Fortunately, I don’t need to explain what Festival City is, because composer Tod Machover has recorded a video about it. Watch it. He’s lovely, not least because it’s a joy to hear an American pronounce ‘Edinburgh’ as ‘Edinborough’.
The time has come for anyone interested in contributing to the project to flex their creative muscles and submit their own individual creations into Tod’s big composer’s Cauldron and then collaborate with others who have contributed in the sister app Constellations.
It’s not difficult especially. You don’t need a degree in composition studies. You also don’t need to have prior experience of writing a tune or four-part harmony. All you need is a computer, an internet connection, the ability to let yourself go and a little patience.
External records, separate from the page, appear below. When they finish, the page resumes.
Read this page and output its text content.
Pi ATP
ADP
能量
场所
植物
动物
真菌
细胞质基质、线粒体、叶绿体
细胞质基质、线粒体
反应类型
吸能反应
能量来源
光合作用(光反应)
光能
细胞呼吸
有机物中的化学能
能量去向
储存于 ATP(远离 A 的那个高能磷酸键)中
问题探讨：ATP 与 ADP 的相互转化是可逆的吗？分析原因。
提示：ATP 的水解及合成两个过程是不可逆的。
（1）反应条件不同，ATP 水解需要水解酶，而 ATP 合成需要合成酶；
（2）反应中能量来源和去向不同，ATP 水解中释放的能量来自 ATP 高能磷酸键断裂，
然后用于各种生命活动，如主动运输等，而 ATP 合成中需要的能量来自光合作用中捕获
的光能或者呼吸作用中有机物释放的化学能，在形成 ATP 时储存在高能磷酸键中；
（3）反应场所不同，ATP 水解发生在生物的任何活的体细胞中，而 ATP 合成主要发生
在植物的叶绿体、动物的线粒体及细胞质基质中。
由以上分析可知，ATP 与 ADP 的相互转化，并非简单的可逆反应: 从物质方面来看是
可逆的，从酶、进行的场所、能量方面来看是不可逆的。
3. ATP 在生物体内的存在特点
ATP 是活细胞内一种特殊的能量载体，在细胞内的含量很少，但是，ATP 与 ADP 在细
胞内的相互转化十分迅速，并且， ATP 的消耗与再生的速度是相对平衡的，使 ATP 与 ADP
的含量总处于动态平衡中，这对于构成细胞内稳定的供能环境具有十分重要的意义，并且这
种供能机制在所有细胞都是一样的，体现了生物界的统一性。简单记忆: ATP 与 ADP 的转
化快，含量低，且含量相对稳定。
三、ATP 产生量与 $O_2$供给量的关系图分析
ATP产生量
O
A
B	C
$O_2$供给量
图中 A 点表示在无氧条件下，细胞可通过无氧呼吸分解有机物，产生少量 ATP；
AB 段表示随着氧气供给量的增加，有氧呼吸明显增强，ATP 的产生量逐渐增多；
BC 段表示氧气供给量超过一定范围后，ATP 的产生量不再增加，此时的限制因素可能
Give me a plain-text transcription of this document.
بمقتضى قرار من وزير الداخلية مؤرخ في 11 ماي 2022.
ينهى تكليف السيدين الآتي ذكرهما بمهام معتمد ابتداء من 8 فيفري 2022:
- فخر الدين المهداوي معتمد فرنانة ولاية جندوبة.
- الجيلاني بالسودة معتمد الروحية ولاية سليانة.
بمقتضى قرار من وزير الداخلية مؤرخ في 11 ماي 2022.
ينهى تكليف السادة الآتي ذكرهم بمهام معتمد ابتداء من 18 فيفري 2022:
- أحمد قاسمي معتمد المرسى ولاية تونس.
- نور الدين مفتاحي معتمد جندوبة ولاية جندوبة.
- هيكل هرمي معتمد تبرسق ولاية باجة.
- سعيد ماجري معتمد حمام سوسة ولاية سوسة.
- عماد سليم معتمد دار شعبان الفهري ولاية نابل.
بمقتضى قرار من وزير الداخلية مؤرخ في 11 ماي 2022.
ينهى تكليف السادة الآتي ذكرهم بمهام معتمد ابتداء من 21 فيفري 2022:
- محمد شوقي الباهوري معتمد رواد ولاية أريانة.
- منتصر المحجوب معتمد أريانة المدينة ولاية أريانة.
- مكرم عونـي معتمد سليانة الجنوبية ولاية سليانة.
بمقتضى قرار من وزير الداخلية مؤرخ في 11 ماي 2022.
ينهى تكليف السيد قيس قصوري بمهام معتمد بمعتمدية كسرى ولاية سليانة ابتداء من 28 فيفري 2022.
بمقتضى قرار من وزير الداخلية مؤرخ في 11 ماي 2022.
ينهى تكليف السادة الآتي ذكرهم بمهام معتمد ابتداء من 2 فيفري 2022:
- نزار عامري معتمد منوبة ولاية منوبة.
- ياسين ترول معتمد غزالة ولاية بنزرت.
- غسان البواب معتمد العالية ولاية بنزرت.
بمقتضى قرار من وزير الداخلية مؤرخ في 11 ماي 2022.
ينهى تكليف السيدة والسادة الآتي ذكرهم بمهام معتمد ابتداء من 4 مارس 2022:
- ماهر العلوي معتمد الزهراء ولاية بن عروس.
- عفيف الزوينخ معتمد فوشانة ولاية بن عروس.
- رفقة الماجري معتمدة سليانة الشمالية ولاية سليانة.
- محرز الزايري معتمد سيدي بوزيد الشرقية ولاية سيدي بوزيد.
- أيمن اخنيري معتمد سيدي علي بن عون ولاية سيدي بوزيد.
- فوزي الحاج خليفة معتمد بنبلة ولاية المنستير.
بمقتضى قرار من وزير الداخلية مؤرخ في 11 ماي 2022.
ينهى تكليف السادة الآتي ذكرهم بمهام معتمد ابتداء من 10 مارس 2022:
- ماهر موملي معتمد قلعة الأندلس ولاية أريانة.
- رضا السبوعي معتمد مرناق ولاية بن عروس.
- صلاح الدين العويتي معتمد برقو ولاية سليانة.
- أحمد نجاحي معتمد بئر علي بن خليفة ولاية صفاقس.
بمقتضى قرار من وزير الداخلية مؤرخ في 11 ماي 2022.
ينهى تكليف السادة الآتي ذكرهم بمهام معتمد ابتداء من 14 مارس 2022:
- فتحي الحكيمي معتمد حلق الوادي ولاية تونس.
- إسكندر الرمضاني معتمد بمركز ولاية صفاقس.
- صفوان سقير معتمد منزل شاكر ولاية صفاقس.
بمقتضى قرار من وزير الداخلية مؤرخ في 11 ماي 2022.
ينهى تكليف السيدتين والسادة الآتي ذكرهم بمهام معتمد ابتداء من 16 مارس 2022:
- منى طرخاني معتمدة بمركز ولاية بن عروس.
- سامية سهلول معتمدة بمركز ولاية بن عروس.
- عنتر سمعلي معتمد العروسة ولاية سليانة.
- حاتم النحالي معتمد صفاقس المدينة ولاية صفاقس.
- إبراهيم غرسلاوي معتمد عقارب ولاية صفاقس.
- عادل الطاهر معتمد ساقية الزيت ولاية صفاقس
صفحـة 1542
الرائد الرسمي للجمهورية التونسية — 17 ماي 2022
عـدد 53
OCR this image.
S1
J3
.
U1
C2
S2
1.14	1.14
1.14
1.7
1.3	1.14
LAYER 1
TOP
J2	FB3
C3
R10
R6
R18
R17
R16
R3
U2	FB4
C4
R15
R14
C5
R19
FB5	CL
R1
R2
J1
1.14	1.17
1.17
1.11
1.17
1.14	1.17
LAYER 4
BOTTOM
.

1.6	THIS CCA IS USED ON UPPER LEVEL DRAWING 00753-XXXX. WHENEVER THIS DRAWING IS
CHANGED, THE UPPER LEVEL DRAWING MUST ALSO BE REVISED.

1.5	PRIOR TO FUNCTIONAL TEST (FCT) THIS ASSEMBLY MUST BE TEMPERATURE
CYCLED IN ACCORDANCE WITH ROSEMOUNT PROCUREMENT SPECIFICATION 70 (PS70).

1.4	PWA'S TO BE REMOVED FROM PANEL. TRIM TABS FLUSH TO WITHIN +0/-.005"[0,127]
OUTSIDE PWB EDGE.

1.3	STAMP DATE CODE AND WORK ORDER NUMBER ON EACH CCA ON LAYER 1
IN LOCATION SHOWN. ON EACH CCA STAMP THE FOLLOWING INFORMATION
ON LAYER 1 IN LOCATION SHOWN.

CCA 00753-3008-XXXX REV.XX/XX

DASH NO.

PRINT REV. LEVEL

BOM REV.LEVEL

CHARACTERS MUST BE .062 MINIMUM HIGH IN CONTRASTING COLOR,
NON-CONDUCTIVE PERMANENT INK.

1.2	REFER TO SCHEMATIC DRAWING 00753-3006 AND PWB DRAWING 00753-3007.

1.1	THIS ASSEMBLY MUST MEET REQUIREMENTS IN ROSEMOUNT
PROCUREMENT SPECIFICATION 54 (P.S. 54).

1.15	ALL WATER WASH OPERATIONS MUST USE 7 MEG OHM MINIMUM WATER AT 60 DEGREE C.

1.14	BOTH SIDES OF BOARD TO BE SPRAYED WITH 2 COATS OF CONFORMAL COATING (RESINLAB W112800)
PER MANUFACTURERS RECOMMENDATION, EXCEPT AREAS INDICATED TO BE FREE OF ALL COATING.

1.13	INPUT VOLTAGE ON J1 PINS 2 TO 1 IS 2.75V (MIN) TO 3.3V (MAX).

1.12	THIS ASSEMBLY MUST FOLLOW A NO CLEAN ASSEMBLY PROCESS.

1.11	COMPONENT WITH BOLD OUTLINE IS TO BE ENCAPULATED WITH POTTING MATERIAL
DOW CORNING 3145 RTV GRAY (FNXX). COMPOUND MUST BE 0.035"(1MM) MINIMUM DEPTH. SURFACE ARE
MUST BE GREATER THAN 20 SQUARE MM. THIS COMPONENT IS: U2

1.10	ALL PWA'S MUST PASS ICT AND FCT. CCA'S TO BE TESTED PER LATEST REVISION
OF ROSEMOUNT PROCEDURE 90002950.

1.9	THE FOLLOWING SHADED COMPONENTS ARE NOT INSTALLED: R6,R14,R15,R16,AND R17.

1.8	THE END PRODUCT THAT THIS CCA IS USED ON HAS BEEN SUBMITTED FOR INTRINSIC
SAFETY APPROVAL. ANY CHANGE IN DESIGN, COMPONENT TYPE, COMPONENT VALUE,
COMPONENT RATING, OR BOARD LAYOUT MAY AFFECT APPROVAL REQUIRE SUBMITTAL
Machover’s web-based Cauldron application is the kind of thing you’d peer at inquisitively at somewhere like the Science Museum, before poking or stroking it to see what happens. It’s straightforward to use and the creative process is unexpectedly absorbing.
Ten tips for using Cauldron
1. Put your headphones on. Turn up the volume.
2. Run your mouse pointer up and down the multi-coloured traffic lights on the left.
4. Drag one traffic light into the main panel, then drag it around the screen.
5. Try different speeds to get different intensities of sound. Marvel at the visuals.
6. Drag other colours in.
7. Drag them all around at varying speeds and create a cacophany of sound.
8. Record by clicking the record button top-right,then drag your colours around again.
9. Finish recording by clicking the pause button. Playback by clicking play.
10. To the right of the play button, is an upload button. Upload your creation with an ID .
A few more tips for Constellation
1. Follow the links to Constellation at the end of the Cauldron experience.
2. Be patient – the audio takes a bit of time to load – maybe a minute or two.
3. Click on the pencil tool and draw a line through the map of sounds already submitted.
4. Listen to the soundscape created – it is quite a hypnotic process.
5. When you happen with your mini-score, click on the upload button.
6. Sit back, relax and crack open a beer.
Sort-of Nerdy Stuff
I like the simple, old-school web interface design to both apps, in part because it has a raw ‘research and development’ feel to it and also because the limited functionality means there isn’t too much which can go wrong when creating stuff for the project. If you can’t make it work, there’s always the comparatively older-school way of submitting material via Soundcloud, more here.
I also really appreciate not having to give my email address or being forced to create a login in order to submit stuff. As a user, that makes me feel as though attention is focused squarely on what is being asked for: a contribution from the public, rather than an opportunity to build a email address database for future marketing campaigns.
Not having an update Twitter/Facebook option for as part of the submission process in Cauldron reflects a sense of respect for the user, although I wonder whether offering it at that stage in the crowd-sourcing process might help increase exposure for the project (assuming that exposure is a goal).
That said, seeing and hearing my finished mini-score was a joy to behold both visually and aurally (in my humble opinion) and having the option to share the finished project on Twitter was appreciated. If you’re interested, this was my attempt.
Overall, I’m really impressed with the project. It feels fresh and engaging and makes me really interested in hearing the finished product. Definitely something to keep an eye on. A believable crowd-sourced project which could well turn out something of considerably greater interest than most others.
Tod Machover’s Festival City is a collaboration between MIT, the Royal Scottish National Orchestra and the Edinburgh Festival.
Sound contributions and scores can be submitted until the end of July 2013, after which Tod and his team of nerdy Elves will work tirelessly with the RSNO to finish off production of the commission ahead of a performance on Tuesday 27 August.